OK.. sorry if that title is a bit cutesy, but I couldn’t resist.
Last post I reviewed Rust by Yang Gui-Ja.
Today I gave my Dongguk students their first assignment that will feed into the KTLIT Wikipedia Project. Don’t worry, it’s academically appropriate for them.
I gave them the list of un-paged authors from Wikipedia’s “Korean Novelist” page. My students being super-geniuses, immediately started to try to go off list towards the things that interested them, or that they thought would be good for English-speakers to know (It is an entirely different post, but my tenure at Dongguk suggests to me that the reputation Korean students have in some quarters for lack of creativity is woefully, completely, and uselessly out of date.

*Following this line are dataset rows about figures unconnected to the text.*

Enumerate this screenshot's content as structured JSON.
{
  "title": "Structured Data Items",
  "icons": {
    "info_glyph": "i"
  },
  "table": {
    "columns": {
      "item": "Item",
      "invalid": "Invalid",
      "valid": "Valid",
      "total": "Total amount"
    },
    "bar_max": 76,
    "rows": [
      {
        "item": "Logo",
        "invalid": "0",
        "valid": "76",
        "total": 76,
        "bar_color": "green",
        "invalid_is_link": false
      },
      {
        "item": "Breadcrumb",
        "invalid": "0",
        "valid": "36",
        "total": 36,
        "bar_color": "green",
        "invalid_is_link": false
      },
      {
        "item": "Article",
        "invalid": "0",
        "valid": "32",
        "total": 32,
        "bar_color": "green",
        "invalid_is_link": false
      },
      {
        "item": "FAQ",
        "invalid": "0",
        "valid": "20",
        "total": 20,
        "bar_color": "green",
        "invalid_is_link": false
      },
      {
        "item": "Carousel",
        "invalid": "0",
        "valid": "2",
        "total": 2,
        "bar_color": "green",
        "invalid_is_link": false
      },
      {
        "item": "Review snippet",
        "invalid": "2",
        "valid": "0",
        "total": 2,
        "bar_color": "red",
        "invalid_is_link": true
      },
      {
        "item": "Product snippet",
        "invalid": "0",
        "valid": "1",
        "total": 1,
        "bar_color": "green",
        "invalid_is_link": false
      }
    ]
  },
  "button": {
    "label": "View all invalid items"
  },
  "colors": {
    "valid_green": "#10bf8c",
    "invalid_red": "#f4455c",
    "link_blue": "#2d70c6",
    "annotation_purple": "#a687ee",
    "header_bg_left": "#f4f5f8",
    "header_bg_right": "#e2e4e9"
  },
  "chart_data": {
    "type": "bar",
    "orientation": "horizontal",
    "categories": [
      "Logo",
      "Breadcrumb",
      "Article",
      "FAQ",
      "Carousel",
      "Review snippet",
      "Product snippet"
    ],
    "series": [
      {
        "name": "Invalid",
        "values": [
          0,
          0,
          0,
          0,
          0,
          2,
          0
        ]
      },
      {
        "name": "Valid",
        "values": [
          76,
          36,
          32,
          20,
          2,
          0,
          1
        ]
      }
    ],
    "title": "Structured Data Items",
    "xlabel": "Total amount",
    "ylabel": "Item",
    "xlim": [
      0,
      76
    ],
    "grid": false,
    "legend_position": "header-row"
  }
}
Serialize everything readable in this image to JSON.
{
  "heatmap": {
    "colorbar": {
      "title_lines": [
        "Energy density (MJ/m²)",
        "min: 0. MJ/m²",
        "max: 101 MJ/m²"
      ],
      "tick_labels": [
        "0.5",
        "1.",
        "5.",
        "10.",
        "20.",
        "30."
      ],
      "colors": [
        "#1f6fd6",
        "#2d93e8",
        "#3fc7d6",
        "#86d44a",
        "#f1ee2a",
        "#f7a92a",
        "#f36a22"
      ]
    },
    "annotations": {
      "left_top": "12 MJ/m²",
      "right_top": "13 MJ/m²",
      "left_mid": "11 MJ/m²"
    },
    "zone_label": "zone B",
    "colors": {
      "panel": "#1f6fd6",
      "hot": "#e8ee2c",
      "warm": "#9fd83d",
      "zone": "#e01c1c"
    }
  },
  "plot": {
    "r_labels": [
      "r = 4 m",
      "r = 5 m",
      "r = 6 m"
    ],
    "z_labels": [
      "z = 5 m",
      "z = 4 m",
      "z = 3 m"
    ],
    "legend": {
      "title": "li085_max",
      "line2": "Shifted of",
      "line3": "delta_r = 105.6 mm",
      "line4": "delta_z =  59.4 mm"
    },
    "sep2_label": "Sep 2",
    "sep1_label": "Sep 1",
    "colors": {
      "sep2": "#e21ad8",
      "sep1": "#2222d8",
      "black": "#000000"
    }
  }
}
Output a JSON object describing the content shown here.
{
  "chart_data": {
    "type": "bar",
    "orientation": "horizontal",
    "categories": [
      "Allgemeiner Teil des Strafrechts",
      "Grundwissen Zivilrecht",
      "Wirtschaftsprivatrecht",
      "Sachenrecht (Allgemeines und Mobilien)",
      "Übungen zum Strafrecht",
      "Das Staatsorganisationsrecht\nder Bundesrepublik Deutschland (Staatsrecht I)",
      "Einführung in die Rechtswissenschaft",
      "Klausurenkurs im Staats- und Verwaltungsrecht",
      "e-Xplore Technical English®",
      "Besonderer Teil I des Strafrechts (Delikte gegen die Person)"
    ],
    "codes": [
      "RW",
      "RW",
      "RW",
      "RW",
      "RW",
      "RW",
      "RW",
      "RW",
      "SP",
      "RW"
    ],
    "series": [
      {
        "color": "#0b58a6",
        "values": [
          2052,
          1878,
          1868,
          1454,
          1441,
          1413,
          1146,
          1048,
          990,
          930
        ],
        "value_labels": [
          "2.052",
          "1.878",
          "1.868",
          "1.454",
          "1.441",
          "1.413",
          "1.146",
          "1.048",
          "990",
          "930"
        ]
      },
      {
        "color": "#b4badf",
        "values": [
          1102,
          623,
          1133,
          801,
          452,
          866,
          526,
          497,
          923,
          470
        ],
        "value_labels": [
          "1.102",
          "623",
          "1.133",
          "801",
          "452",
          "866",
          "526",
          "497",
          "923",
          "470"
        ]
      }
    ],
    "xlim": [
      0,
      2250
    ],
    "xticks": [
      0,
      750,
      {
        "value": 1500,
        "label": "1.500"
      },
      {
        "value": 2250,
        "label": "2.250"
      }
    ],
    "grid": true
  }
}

These kids are creative monsters!).
Before even looking at MY list (*sniffle*) I had three students up at my desk/podium/thingie asking if they could work on Yang Kwi-ja. I looked at my list and said, “sure, that name is not on….,” and then I realized it was a different Romanization of Yang Gui-ja.
I went to Google and checked the three romanizations that I could think of:
Yang Kwija – 177 pages
Yang Kwi-ja – 12,900 pages
Yang Gui-ja – 1,280 pages
I’m afraid I don’t have enough knowledge to chase down the McCune-Reischauer romanization, but I’m sure there is one.
This is disheartening, as the particular book I read (translated and published by Koreans) had Yang Gui-ja as the author. Yet that name in a Google would cut out over 90% of the posts about her. And here’s the kicker, Google, which is normally good at picking up “near misses” (EG type in “Hunter Tompson” and Google automatically asks “Did you mean: Hunter Thompson “) does not suggest different romanizations.
So I would be, to use a technical term, relatively hosed.
I’m not sure if I have an actual suggestion here, since this partly reflects the reality that works were published under different names. But this does suggest random changing of romanization (or slogans, or whatever), can be unproductive thrashing that creates nothing more than fog.